Esta opinión fue compartida por voces dentro del ejército, y los abogados de ex militares enfatizaron la necesidad de desafiar las órdenes ilegales en lugar de abandonar silenciosamente el servicio. El clima político actual y la rápida rotación de personal militar de alto rango han alimentado un ambiente en el que se está reevaluando a los disidentes frente a tácticas militares controvertidas.

Las orientaciones proporcionadas por Widmar provocaron un mayor debate sobre la ética militar y el cumplimiento de las obligaciones legales. Las opiniones diferentes de oficiales militares actuales y anteriores resaltan una división significativa sobre cómo abordar acciones potencialmente ilegales dentro del ejército. Los llamados a “hablar” en lugar de silencio enfatizan la importancia de la rendición de cuentas y la conducta ética en las operaciones militares.

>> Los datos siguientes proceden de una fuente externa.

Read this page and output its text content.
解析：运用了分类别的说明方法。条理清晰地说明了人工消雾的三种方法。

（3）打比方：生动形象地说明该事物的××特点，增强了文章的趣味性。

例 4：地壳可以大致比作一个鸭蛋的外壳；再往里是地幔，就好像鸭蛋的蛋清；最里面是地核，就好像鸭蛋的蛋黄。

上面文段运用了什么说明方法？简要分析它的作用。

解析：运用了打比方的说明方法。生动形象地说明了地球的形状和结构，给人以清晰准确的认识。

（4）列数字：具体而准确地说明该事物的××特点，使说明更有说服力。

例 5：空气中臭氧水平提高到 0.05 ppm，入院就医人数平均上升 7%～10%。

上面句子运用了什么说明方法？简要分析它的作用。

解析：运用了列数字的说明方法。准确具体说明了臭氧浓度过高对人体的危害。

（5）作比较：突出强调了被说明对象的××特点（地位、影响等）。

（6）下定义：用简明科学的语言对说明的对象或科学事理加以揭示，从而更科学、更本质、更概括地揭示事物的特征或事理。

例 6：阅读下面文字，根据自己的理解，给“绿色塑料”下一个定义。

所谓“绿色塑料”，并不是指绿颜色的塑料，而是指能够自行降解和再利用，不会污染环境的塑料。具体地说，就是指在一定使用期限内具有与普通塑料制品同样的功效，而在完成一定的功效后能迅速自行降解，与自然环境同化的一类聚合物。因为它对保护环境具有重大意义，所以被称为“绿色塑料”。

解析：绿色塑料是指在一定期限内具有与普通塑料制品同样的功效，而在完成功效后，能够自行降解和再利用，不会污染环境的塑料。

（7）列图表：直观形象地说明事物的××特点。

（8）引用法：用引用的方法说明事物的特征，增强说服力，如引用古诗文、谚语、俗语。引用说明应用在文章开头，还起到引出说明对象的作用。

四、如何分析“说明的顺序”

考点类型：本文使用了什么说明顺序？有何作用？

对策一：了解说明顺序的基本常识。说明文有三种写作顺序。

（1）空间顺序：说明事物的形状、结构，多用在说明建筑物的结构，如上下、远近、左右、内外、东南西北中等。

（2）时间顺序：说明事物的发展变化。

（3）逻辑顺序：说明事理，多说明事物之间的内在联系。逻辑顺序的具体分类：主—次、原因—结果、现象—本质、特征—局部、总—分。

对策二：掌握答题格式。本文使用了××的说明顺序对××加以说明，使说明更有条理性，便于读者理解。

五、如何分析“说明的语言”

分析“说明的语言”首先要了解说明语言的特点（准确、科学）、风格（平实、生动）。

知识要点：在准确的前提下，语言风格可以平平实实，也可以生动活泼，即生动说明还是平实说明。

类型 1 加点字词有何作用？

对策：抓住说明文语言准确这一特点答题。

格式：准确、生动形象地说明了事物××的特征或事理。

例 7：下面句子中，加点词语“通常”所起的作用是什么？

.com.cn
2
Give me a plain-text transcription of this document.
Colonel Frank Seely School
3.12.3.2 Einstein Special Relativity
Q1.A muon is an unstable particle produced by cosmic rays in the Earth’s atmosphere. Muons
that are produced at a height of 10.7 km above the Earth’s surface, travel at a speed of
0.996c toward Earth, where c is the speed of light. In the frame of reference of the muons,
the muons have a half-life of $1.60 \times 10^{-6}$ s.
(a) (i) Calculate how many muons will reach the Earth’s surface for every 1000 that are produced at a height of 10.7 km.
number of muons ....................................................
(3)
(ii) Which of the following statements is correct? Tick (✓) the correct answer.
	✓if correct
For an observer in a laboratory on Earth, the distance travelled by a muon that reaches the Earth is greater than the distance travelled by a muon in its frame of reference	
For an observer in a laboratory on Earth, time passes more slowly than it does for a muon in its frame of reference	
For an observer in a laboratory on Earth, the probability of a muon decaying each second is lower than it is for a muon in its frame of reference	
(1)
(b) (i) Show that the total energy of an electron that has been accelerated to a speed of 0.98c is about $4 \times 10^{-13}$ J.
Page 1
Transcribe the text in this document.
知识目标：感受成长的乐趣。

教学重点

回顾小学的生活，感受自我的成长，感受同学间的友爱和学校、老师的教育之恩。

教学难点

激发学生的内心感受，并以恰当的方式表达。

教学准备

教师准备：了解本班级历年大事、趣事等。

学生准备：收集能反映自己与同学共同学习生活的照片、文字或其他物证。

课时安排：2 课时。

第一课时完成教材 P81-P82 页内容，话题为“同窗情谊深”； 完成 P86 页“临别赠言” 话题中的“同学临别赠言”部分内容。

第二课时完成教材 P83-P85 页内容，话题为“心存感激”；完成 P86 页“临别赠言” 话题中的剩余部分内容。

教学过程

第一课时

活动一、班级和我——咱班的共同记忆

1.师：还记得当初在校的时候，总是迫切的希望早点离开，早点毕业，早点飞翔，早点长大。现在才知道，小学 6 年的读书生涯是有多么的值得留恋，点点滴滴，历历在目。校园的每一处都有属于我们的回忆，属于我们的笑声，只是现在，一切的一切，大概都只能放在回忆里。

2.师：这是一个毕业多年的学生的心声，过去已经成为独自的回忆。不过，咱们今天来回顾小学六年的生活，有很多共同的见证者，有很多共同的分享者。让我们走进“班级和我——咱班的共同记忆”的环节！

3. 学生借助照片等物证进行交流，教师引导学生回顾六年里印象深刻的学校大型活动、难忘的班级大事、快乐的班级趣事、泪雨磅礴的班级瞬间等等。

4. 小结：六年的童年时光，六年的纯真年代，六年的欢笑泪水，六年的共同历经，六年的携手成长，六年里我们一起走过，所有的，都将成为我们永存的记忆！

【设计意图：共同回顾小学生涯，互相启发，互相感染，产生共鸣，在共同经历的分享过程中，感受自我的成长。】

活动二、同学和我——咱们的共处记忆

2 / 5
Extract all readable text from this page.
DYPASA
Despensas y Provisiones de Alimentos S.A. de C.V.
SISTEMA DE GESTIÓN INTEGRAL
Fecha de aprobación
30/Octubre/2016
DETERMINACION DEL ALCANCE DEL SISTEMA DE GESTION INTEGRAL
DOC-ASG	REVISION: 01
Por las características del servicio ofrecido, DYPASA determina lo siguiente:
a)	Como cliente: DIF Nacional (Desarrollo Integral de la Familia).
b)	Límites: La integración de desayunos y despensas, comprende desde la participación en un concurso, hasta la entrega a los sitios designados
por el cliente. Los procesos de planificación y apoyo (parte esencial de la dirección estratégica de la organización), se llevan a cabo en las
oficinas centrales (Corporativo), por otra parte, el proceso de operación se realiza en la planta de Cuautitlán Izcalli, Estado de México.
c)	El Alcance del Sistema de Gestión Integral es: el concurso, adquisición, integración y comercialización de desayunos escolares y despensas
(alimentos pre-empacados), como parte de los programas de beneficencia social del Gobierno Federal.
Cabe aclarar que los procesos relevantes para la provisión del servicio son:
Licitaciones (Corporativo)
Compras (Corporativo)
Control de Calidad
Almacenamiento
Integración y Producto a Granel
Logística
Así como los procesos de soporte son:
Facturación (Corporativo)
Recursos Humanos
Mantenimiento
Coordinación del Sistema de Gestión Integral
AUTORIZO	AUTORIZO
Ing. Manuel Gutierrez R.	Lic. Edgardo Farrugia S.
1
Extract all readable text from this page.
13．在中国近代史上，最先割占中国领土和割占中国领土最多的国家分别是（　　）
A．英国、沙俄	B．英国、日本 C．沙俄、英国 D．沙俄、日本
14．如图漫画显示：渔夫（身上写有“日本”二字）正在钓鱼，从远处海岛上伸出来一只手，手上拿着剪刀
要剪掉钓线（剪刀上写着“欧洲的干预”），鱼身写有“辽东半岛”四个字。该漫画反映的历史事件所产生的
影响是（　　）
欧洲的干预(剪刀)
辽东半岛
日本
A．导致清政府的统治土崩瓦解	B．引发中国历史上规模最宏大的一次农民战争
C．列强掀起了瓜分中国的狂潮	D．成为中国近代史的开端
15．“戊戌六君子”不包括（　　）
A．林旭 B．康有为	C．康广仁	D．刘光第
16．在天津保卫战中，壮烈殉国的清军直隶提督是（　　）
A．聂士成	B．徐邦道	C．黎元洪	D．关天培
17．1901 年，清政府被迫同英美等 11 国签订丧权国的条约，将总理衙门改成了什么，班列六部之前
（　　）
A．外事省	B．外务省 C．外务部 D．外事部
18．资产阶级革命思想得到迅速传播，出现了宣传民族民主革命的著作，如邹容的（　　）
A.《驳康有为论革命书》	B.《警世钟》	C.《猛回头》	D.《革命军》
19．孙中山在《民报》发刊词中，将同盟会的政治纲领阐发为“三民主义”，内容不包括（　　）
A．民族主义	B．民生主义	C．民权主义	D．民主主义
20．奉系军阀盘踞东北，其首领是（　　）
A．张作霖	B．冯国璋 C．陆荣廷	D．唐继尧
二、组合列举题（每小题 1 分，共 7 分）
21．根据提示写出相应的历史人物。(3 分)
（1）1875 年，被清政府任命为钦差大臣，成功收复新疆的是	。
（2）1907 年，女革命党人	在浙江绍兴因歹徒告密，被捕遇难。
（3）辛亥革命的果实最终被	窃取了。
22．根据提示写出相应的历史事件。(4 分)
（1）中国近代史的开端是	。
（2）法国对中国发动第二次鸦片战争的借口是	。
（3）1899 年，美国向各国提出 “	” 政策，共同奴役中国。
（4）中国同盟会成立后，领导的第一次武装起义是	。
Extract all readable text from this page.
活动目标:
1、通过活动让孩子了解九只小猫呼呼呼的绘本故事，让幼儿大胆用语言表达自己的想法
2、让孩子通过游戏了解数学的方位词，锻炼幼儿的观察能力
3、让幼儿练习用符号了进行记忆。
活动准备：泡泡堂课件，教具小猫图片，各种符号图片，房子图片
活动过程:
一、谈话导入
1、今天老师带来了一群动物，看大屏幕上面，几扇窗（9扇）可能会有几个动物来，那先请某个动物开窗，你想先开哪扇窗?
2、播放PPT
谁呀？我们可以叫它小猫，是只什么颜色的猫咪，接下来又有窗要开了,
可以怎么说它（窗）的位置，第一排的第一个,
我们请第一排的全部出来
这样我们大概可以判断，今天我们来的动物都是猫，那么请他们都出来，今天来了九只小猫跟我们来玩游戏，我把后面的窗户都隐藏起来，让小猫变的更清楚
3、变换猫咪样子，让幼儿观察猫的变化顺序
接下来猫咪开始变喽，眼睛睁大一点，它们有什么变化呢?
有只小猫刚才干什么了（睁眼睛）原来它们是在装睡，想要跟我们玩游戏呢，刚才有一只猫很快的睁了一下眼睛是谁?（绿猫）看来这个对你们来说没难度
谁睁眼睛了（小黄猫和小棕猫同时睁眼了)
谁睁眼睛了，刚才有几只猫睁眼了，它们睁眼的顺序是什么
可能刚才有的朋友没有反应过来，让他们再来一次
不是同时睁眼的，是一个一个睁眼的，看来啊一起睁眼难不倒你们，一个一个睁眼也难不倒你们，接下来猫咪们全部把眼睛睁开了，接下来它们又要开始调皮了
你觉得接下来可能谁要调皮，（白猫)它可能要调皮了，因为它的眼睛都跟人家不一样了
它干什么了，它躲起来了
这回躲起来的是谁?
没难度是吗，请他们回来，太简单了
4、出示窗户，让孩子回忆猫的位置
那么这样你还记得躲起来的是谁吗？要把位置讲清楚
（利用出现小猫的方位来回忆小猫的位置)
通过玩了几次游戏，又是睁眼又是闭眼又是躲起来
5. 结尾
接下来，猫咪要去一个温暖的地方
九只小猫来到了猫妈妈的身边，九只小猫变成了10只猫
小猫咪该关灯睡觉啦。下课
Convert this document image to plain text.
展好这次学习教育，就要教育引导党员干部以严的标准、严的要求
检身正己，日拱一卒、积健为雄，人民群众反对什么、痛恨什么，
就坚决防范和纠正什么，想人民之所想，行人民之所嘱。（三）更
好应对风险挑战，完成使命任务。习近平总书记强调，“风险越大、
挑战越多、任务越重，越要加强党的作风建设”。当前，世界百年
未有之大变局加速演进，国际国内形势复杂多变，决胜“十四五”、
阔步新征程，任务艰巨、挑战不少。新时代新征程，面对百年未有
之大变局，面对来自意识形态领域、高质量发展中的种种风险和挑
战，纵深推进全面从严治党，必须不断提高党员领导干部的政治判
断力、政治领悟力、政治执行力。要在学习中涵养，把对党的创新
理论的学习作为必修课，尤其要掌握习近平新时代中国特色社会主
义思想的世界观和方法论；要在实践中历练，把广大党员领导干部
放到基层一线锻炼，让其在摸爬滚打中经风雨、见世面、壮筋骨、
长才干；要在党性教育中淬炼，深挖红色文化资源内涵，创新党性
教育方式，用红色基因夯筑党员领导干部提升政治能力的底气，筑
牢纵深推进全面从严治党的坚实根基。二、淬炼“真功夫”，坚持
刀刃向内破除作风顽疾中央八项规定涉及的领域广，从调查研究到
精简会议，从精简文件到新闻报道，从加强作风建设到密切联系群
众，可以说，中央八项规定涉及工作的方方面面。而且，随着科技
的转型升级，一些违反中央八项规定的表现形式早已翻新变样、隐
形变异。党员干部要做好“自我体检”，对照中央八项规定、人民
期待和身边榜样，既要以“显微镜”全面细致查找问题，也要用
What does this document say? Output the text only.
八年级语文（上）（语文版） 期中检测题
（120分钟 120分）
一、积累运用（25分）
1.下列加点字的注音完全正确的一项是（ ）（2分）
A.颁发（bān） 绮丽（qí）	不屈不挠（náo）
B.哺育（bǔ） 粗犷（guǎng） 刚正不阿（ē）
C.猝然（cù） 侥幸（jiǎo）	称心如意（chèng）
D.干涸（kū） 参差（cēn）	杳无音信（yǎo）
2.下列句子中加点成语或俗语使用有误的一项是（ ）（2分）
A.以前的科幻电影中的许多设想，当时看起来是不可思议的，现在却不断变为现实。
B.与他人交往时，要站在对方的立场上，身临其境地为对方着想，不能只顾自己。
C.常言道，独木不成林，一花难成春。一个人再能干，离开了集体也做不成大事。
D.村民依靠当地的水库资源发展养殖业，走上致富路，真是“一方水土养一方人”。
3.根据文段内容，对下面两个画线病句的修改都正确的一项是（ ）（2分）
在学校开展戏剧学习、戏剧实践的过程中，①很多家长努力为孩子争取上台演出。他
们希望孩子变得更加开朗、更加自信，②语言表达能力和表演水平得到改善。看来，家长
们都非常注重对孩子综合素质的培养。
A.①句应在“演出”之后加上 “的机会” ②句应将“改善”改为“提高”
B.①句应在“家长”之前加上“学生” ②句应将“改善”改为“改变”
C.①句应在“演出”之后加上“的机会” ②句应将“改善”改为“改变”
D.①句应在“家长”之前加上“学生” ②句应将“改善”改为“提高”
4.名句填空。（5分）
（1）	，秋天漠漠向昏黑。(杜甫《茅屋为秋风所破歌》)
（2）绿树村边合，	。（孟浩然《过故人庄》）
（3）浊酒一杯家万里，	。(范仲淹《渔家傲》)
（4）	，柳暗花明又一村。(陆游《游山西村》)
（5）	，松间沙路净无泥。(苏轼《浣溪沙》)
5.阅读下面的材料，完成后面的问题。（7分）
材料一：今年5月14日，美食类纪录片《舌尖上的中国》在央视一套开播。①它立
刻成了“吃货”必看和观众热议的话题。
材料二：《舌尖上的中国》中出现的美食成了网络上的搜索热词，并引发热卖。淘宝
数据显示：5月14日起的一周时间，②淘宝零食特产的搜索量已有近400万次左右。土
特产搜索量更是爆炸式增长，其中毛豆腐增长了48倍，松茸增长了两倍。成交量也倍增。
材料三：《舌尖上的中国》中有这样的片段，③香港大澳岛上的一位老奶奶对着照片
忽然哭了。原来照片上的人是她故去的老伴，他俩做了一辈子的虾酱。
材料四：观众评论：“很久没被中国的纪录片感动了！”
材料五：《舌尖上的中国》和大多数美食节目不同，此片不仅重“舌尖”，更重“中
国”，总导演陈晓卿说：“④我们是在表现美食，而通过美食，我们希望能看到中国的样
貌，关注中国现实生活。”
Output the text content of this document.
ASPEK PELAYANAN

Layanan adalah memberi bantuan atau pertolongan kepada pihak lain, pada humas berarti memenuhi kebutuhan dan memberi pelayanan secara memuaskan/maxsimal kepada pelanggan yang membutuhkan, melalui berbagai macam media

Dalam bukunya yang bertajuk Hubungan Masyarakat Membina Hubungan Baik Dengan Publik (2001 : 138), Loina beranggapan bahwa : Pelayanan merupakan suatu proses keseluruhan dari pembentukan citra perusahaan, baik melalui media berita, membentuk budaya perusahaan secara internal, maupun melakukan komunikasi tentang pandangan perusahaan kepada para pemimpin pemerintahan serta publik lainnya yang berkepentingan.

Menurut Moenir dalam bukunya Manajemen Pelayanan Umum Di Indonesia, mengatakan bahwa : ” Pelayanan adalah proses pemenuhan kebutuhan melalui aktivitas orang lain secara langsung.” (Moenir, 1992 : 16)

Además, la legalidad de las acciones militares estadounidenses en curso, incluida una campaña contra presuntos narcotraficantes, sigue siendo controvertida. Se han planteado dudas sobre la legalidad de los ataques llevados a cabo sin verificar adecuadamente las identidades de las personas a bordo de los barcos atacados. Los críticos han defendido el enfoque, que prioriza el arresto de sospechosos en lugar de recurrir a fuerza letal, que recuerda a los procedimientos operativos de la Guardia Costera.

Las conversaciones se producen en medio de un escrutinio continuo del marco legal que rige las operaciones militares bajo la administración actual, particularmente porque el asesoramiento legal de la Oficina de Asesoría Jurídica desempeña un papel clave en la configuración de las acciones militares. A medida que continúan los debates en torno a estas complejas cuestiones, las implicaciones para la ética militar, las normas legales y la cultura de rendición de cuentas en las fuerzas armadas son profundas.